Economics and the mid-life crisis have much in common: Both dwell on foregone opportunities

C'est la vie; c'est la guerre; c'est la pomme de terre . . . . . . . . . . . . . email: jpalmer at uwo dot ca

. . . . . . . . . . .Richard Posner should be awarded the next Nobel Prize in Economics . . . . . . . . . . . .

Friday, November 19, 2004

The Economics of Bicycle Helmets

I have worn a helmet while bicycling for over 30 years; my major investments and wealth have been in the form of human capital, and it has made sense to protect this capital. Also, I always insisted that my children wear bicycle helmets, and I encourage others to do so, too.

But now we have laws requiring people to wear bicycle helmets.

The economic effects of such laws are far from clear, as pointed out in Andrew Coyne's blog here and here. I'm especially intrigued by the argument that requiring bicycle helmets means more people will drive, leading to more pollution, congestion, etc. It should not surprise us that people respond to incentives by changing their behaviour.

From a libertarian perspective, I'm not sure why the gubmnt should have an interest in whether people wear bicycle helmets. Why not just let people choose which risks they want to take and then let them accept responsibility for the outcome?
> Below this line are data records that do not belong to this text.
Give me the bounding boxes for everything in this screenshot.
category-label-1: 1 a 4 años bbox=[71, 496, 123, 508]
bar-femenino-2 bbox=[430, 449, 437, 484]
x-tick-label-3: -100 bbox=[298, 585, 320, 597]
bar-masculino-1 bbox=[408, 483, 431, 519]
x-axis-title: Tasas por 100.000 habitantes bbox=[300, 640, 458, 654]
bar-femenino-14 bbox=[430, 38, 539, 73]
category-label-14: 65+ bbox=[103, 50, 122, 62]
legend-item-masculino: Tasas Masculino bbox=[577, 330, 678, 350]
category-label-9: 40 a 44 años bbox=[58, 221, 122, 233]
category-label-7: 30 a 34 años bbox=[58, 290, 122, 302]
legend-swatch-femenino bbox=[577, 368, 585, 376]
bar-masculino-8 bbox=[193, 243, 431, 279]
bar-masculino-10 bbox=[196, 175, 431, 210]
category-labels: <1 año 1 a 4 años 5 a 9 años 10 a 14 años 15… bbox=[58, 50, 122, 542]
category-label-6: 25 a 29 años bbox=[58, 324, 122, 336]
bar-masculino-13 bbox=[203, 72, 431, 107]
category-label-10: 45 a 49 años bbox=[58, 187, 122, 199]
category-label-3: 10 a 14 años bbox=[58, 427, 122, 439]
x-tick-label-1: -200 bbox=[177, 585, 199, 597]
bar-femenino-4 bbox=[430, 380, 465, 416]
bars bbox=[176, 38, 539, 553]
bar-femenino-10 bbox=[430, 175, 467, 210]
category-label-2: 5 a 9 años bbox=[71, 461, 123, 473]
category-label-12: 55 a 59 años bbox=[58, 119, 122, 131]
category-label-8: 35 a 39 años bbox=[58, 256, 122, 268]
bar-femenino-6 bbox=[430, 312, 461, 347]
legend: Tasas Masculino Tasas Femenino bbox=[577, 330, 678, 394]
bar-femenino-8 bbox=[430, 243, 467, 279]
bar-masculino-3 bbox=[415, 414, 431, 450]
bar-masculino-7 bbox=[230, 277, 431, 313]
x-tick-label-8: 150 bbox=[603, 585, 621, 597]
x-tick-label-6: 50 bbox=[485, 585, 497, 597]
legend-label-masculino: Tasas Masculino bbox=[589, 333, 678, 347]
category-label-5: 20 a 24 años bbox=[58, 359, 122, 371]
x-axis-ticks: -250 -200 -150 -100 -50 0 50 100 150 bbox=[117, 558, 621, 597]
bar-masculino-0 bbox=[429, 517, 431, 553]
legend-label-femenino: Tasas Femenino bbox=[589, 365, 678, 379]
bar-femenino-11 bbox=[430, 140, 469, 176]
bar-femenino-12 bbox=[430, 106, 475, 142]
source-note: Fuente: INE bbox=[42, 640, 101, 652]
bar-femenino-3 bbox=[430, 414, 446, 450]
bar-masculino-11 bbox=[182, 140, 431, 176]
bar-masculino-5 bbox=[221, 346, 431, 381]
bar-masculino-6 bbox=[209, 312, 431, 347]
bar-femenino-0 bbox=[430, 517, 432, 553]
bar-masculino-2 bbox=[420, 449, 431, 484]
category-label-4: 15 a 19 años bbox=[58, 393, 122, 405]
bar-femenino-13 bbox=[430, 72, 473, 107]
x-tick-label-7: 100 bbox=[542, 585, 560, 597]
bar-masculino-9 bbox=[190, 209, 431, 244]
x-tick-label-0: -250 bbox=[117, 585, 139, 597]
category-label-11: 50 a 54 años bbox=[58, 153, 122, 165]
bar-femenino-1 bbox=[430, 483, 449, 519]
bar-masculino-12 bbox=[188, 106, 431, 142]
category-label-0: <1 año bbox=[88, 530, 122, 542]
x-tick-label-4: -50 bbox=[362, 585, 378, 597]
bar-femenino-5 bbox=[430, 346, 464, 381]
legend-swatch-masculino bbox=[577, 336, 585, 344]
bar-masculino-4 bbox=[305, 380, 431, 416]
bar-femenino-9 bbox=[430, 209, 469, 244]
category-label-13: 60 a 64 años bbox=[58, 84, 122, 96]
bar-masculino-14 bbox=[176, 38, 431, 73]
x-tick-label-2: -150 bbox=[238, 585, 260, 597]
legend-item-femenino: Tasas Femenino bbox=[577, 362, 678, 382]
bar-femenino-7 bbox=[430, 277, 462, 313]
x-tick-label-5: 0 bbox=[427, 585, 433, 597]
Before you urge I be fired for asking such questions, please read on...

I can think of two closely related reasons that we don't adopt such a laissez-faire attitude toward such things as bicycle helmets (or seat belts, for that matter). Both justifications involve the concept of externalities.

  1. Even when people knowingly choose to take the risk of riding their bicycles without helmets, if they later become injured, we would look after them to some extent. We wouldn't (at least in Canada we wouldn't) deny them some basic health care; and we wouldn't require their families to suffer enormous financial losses just because a bicyclist in their family chose to take the risk of not wearing a helmet.
    And if people know that others will look after them (and their dependents) in the event of serious injury, then at the margin some will choose to eschew wearing helmets, for reasons of cost and/or comfort. They will choose instead to let others in society bear at least some of the downside risk of their decision. It is impossible to internalize this externality through the market. And this market failure leaves open the possibility (it's not a certainty!) that regulation might help deal with it.

  2. In a world of socialized medicine, people who take risks quite clearly impose costs (in a probablistic sense) on all the taxpayers in the economy. If people injured in auto and bicycle accidents had to bear the full costs (directly or through their risk pool with private insurance), they would be much more likely to consider the downside costs of their risky actions. But because the taxpayers pick up the tab for their health care, that gives the taxpayers a fiduciary interest in the risks taken by everyone. And this interest is often used to justify interventions, such as requirements that people wear bicycle helmets or seat belts.

Isn't it interesting how the advent of medicare/socialized medicine leads to other justifications for gubmnt interventions in the marketplace?